While looking at the post on DailyKos by kid oakland (Paul Delahunty) that led me to this first video, I noticed another video posted by someone in the comments thread that's even more interesting for what it tells us about Obama's plans for his organization after the election is over.
Here's what Obama says about his thinking: "One of the things that I'm really proud about this campaign," he told an audience in Indianapolis on April 30, "is that we've built a structure that can sustain itself after the campaign." He then talks about how he won so many states, including states like Idaho. It was because of volunteers, he says, "they built the campaign." We didn't originally have big plans for Idaho, he tells his listeners, "but people made this structure."
Our database, it has a couple of million people on there, who are activated and inspired. And they know each other and they're communicating to each other on the internet with all kinds of different groups. And we want to continue that after the election.
He then describes that as President, he envisions continuing town hall meetings where he listens to the concerns of voters as one piece of that strategy. This isn't that new an idea, of course.

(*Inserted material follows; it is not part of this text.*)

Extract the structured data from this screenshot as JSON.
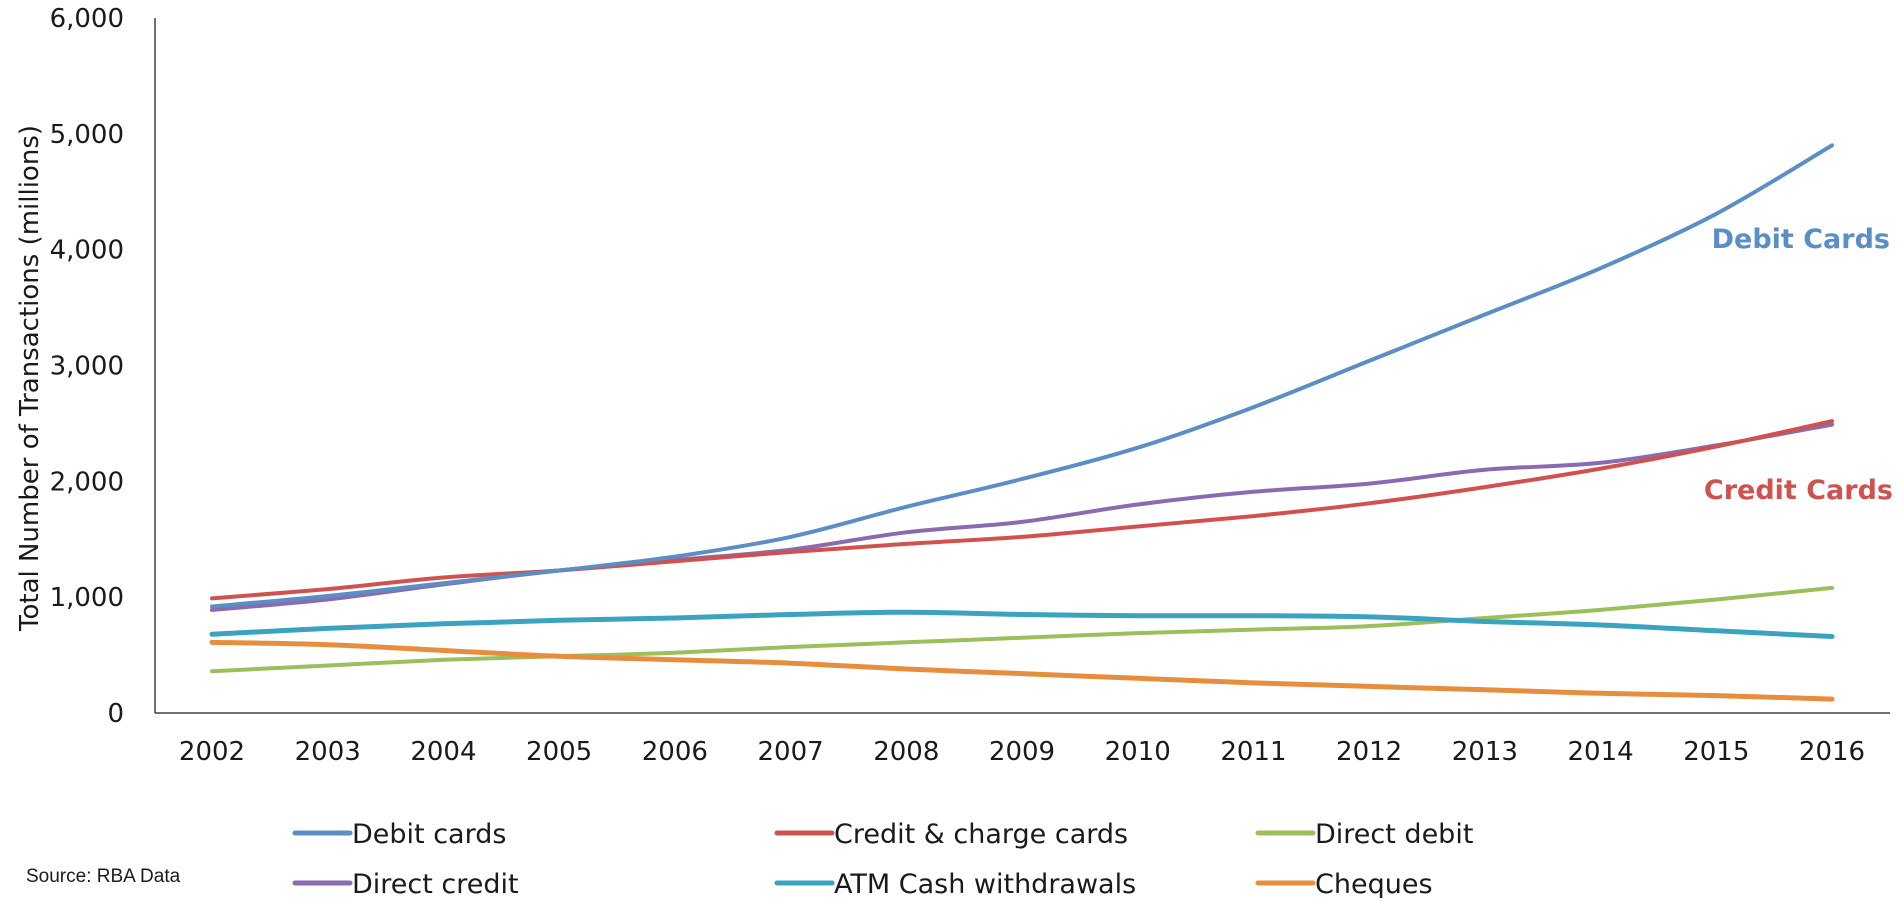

Then he adds, "I want to open up transparency in government, so that you guys know what is happening. I want to revamp our White House website. I know it's nice to take the virtual tour of the China Room," he notes sarcastically, "but I want people to be able to know, 'today, this issue is going on...today's President Obama talked about his proposal for $4000 student college tuition credits, it's going to be going into this congressional committee, these are the key leaders in the House and Senate that are going to be deciding on the bill, here are the groups that are involved that are supporting it, you should contact your Congressman. Just creating the situation that if people want to get involved and it's easy. The information is out there, but trying to track it down isn't...The more we can enlist the American people to pay attention and be involved, that's the only way we are going move an agenda forward. That's how we are going to counteract the special interests."

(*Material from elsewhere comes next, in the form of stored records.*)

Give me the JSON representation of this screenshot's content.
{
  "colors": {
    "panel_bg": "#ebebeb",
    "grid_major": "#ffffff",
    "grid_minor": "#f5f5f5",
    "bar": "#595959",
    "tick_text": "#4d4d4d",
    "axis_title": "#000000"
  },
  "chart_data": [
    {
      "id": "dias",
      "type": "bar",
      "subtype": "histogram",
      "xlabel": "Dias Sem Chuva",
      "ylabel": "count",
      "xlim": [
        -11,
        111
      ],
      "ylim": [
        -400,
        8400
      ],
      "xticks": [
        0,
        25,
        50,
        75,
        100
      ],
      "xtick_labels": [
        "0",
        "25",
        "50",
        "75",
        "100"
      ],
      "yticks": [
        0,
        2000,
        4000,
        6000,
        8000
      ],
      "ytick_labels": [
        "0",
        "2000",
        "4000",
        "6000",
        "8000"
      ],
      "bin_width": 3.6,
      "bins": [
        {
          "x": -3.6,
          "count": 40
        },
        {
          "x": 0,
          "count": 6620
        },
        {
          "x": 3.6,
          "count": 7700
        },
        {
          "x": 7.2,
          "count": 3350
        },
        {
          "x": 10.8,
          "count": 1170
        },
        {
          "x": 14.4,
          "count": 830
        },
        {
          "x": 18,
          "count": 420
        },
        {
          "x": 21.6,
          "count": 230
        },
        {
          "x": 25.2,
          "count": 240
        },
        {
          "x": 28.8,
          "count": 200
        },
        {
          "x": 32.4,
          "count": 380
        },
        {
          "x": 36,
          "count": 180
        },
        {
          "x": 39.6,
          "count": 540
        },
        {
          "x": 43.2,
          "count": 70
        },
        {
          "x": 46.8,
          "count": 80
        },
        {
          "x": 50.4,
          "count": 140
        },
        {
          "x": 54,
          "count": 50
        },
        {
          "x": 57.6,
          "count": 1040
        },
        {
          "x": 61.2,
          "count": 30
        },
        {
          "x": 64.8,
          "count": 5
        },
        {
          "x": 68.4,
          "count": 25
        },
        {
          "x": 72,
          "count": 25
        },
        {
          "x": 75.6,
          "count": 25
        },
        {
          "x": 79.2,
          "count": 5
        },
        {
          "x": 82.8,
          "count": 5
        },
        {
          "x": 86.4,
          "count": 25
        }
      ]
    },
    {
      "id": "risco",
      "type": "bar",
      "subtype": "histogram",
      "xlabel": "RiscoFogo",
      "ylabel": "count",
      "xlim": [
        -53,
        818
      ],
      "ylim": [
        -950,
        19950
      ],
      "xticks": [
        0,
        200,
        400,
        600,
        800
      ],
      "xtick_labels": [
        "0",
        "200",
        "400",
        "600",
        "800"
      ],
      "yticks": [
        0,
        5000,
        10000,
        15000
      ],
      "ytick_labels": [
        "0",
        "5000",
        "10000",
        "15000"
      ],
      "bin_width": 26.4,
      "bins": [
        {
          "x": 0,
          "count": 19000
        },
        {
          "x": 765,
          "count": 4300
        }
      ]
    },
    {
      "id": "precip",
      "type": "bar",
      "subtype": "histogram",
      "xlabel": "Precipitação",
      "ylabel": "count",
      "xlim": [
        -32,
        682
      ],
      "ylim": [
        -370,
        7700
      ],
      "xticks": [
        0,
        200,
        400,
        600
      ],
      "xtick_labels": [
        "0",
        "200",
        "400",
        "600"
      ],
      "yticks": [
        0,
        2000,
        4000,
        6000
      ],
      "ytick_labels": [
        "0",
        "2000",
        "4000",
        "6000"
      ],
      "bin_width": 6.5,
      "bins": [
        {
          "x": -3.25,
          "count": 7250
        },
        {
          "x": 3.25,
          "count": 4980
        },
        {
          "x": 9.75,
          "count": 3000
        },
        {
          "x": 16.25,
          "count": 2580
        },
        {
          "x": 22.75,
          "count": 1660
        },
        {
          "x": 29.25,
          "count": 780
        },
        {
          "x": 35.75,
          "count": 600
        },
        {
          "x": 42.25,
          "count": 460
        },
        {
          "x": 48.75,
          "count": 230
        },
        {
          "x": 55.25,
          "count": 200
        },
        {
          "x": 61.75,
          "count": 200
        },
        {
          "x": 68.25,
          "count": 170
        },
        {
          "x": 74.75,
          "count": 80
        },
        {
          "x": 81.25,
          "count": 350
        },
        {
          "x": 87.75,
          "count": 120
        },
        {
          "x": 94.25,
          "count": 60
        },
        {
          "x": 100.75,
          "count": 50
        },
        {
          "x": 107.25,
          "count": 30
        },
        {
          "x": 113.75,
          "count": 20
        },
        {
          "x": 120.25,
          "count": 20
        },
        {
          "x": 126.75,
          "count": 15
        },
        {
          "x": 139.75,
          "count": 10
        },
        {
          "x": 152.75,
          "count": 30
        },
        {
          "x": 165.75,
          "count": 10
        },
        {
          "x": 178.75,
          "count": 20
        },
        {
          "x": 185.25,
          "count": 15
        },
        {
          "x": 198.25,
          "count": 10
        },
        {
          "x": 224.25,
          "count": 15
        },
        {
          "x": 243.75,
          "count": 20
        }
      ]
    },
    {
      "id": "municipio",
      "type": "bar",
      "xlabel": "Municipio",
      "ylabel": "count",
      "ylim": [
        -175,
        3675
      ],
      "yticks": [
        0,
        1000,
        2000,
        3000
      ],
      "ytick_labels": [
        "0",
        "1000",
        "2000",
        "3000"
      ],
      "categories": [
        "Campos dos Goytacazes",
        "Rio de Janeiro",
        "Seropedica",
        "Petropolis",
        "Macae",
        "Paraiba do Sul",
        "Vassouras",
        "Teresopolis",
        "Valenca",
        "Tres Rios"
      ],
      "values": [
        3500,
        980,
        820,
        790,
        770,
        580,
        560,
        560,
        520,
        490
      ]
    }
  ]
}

He also talks about not taking lobbyist or PAC money and passing ethics reform, but he suggests that passing his agenda in Congress is only likely if the public is paying attention. "I need you," he tells the audience.
This video ends before Obama returns to his original comments about the structure he has built, but you can see the outlines of his logic clearly. By building the "best political organization in America," one in which millions of people are in touch with each other online, activated and inspired, and then by putting more information out there about what the government is trying to do (and who is opposing it), Obama seems to envision working with his organization, as well as internet-powered transparency, to overcome the institutional special-interest chokehold paralyzing Washington.
Personally, I find this vision pretty breathtaking, even if we don't know all the details yet. It is challenging my hard-earned cynicism about leaders and political movements. Will it work? And will Obama's activists follow him wherever he leads? (When his campaign tried to weed out some of the more independent activists in his California operation earlier this spring, that boneheaded move led to an instant web-based rebellion that caused Obama campaign manager David Plouffe to reverse the decision within 24 hours.) These could be the most important questions facing what is already the most audacious and successful insurgency to arise in American electoral politics in my lifetime. I can't wait to see what happens.